Раздватриса решили казнить однозначно, и не позже, чем завтра, то есть уже сегодня. Впрочем, постановили, что окончательно решит народный зритель на площади у большой арены. – Разошлите глашатаев по ближним деревням и в город, – приказал президент. – Ну и хватит вопросов на сегодня. – И он решительно рубанул ладонью воздух. – Такой праздник: победили вековых эксплуататов! Гуляем, в основном. А кто сунется с государственными проблемами – во! – и он показал собравшимся свой увесистый кулак.
Просперо был оружейник, а точнее, кузнец, среднего возраста гигант с горящими глазами и горячим сердцем, силач, способный кулаком убить тигра, что он и сделал недавно, когда толстяки решили позабавиться, и, арестовав его, бросили в клетку со зверем – людоедом.
– Сперва я хотел животную пожалеть и только оглоушить, – рассказывал он простодушно, – но когда этот людоед бросился мне на грудь, тут уж… взял грех на душу.
А как его тридцать гвардейцев арестовывали, а он их играючи по сторонам раскидывал, это отдельная песня.
– Но в клетку я всё ж-таки пошёл добровольно, у эксплататов в руках семья моя была: жена с дитёшками.

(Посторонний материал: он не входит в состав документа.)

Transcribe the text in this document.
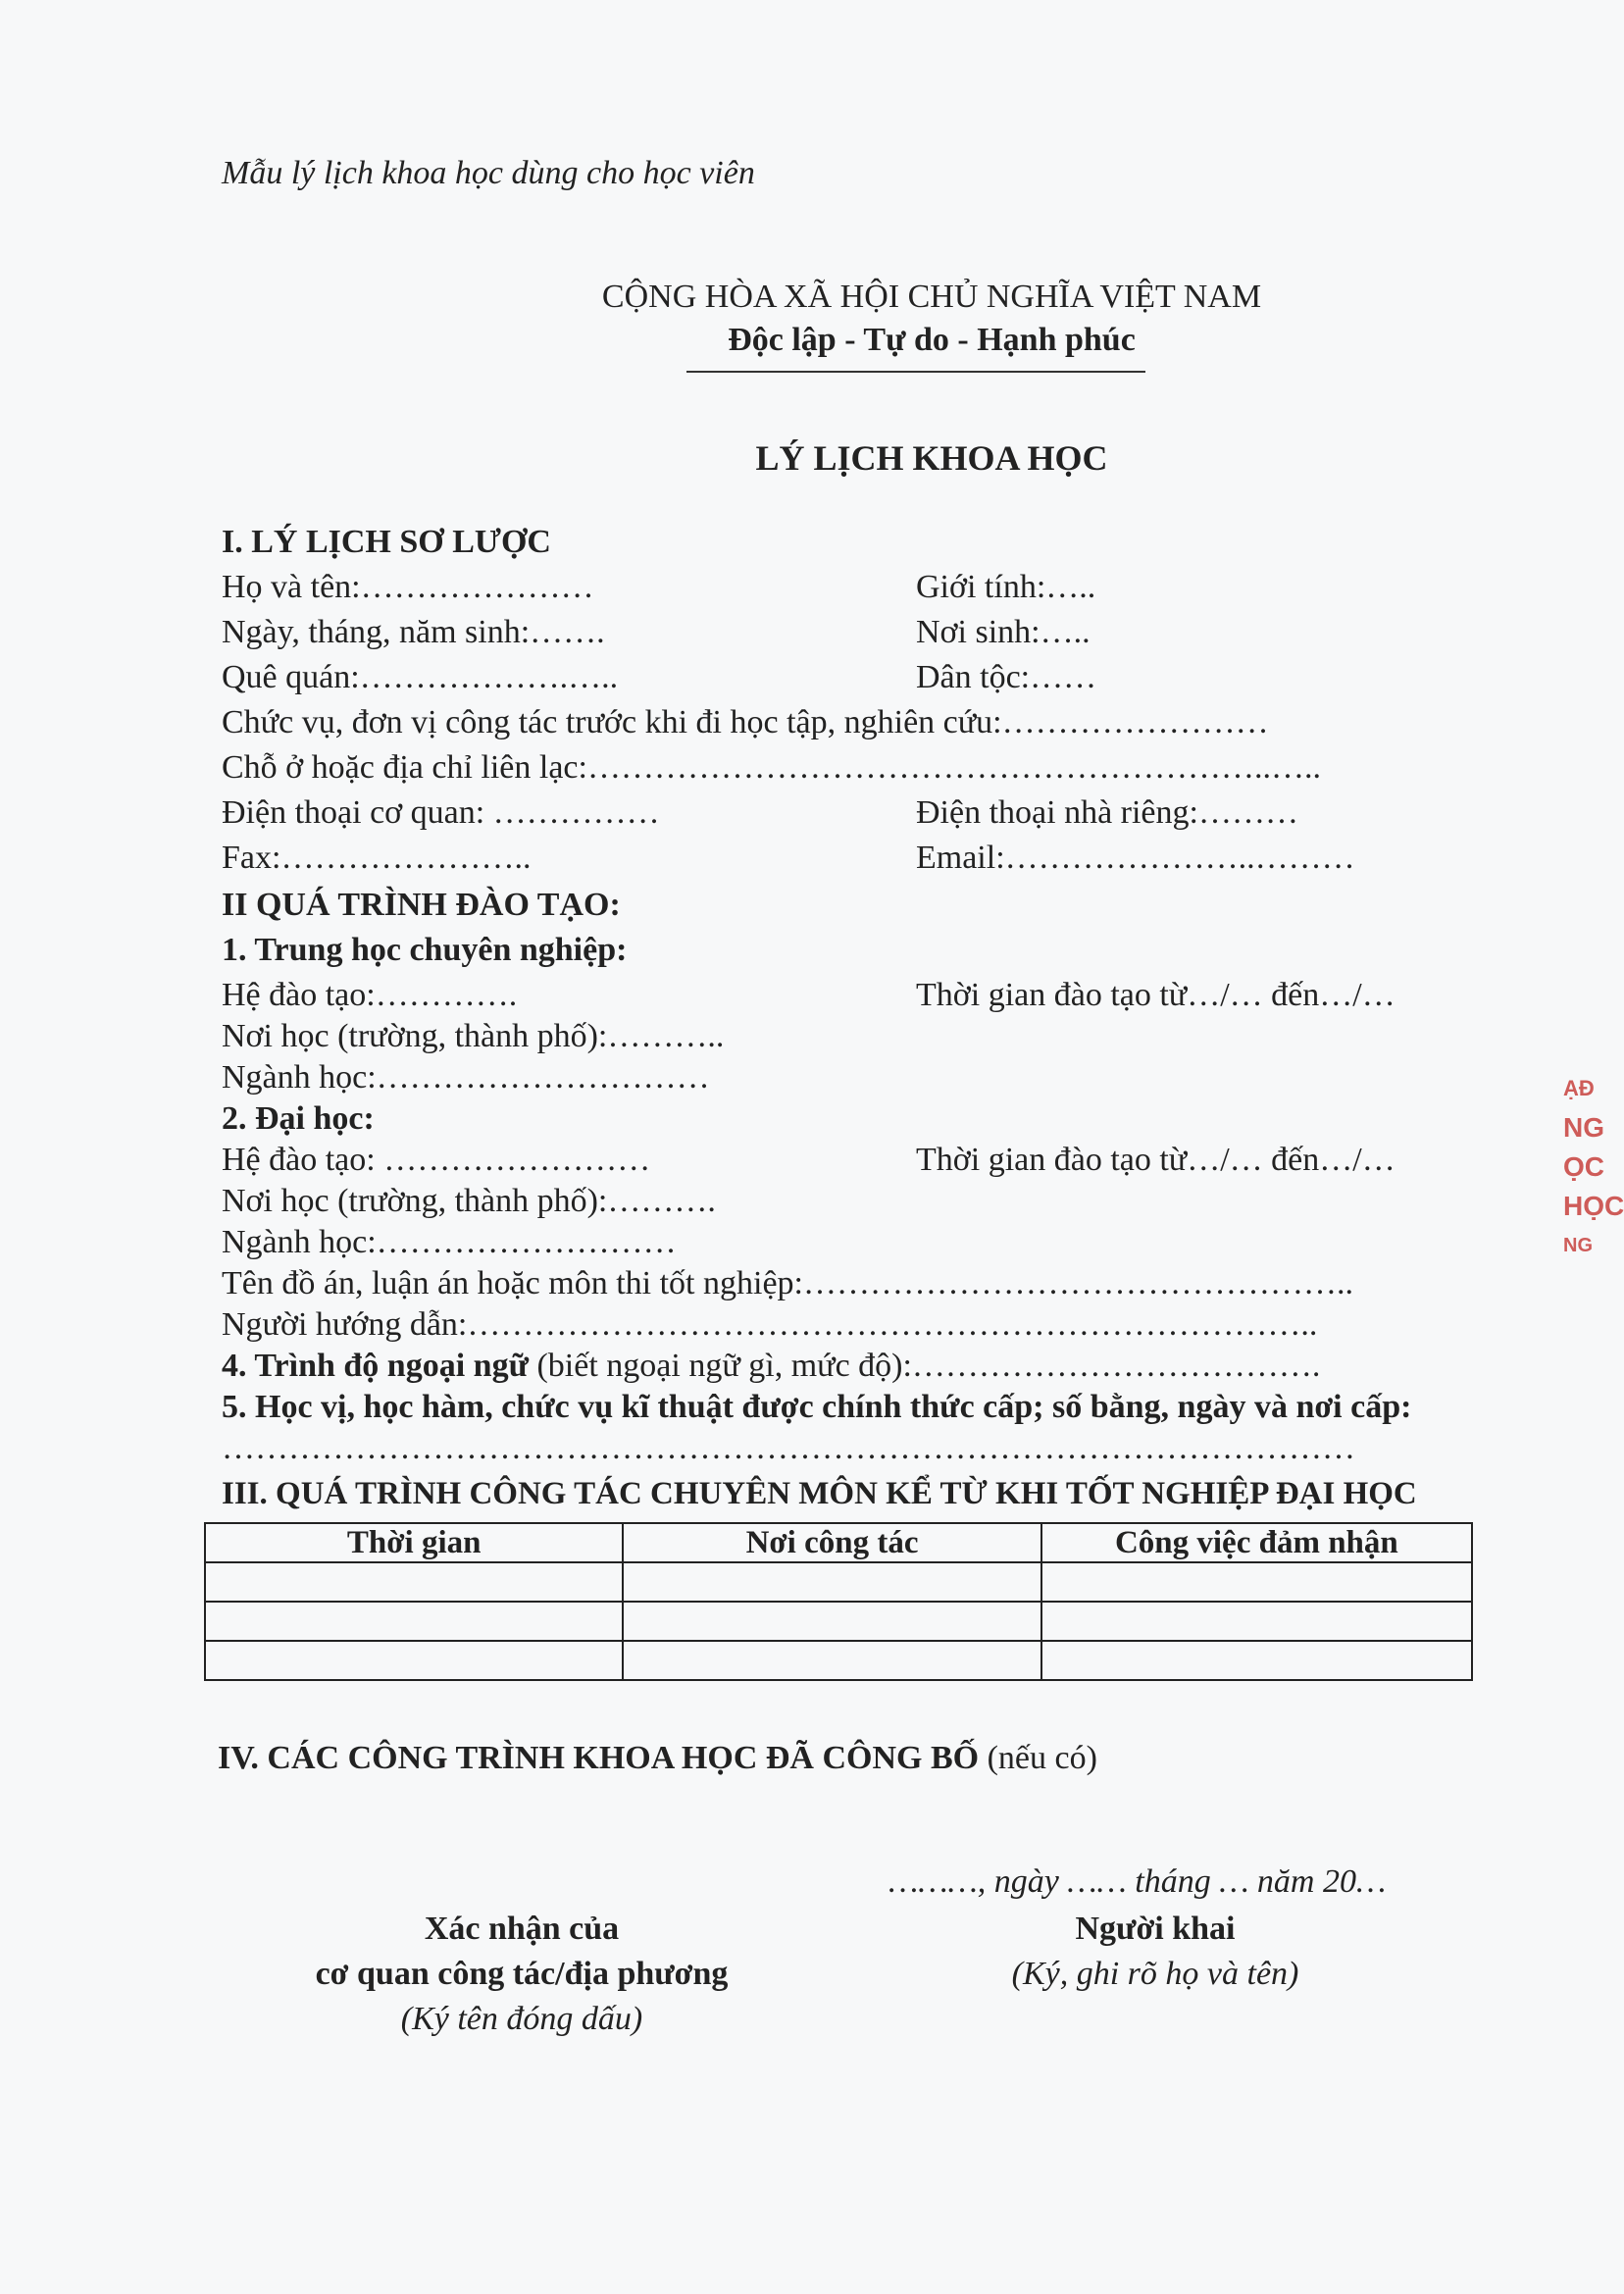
Mẫu lý lịch khoa học dùng cho học viên
CỘNG HÒA XÃ HỘI CHỦ NGHĨA VIỆT NAM
Độc lập - Tự do - Hạnh phúc
LÝ LỊCH KHOA HỌC
I. LÝ LỊCH SƠ LƯỢC
Họ và tên:…………………	Giới tính:…..
Ngày, tháng, năm sinh:…….	Nơi sinh:…..
Quê quán:……………….…..	Dân tộc:……
Chức vụ, đơn vị công tác trước khi đi học tập, nghiên cứu:……………………
Chỗ ở hoặc địa chỉ liên lạc:……………………………………………………..…..
Điện thoại cơ quan: ……………	Điện thoại nhà riêng:………
Fax:…………………..	Email:…………………..………
II QUÁ TRÌNH ĐÀO TẠO:
1. Trung học chuyên nghiệp:
Hệ đào tạo:………….	Thời gian đào tạo từ…/… đến…/…
Nơi học (trường, thành phố):………..
Ngành học:…………………………
2. Đại học:
Hệ đào tạo: ……………………	Thời gian đào tạo từ…/… đến…/…
Nơi học (trường, thành phố):……….
Ngành học:………………………
Tên đồ án, luận án hoặc môn thi tốt nghiệp:…………………………………………..
Người hướng dẫn:…………………………………………………………………..
4. Trình độ ngoại ngữ (biết ngoại ngữ gì, mức độ):……………………………….
5. Học vị, học hàm, chức vụ kĩ thuật được chính thức cấp; số bằng, ngày và nơi cấp:
…………………………………………………………………………………………
III. QUÁ TRÌNH CÔNG TÁC CHUYÊN MÔN KỂ TỪ KHI TỐT NGHIỆP ĐẠI HỌC
Thời gian	Nơi công tác	Công việc đảm nhận

IV. CÁC CÔNG TRÌNH KHOA HỌC ĐÃ CÔNG BỐ (nếu có)
………, ngày …… tháng … năm 20…
Xác nhận của
cơ quan công tác/địa phương
(Ký tên đóng dấu)
Người khai
(Ký, ghi rõ họ và tên)
ẠĐ
NG
ỌC
HỌC
NG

И вот этот кузнец стал первым человеком страны, её президентом. Сегодня, на сороковом году жизни он впервые выпил вина – в Деваке оно называлось отдохновином. До этого он пил только воду, и отдохновин развязал ему язык. Он сидел и рассказывал, какая их всех ожидает распрекрасная жизнь. Потом он совсем наотдохновинился, стал путаться, и его увели отдыхать.
А товарищ Исидор, ещё недавно подвизавшийся в одной труппе с танцовщицей Суок, и которого она до сих пор называла Тибул, сидел рядом с этой маленькой крепенькой циркачкой с пухлыми губками, с раскрасневшимися щёчками, держал её, как бы по дружбе, за руку, и еле сдерживался, чтоб не расцеловать. Вместо этого он предлагал и ей, и сидящему напротив Тутти, отрыть первый в мире революционный театр-цирк и школу для дрессировки тигров-людоедов, обезьян и прочих.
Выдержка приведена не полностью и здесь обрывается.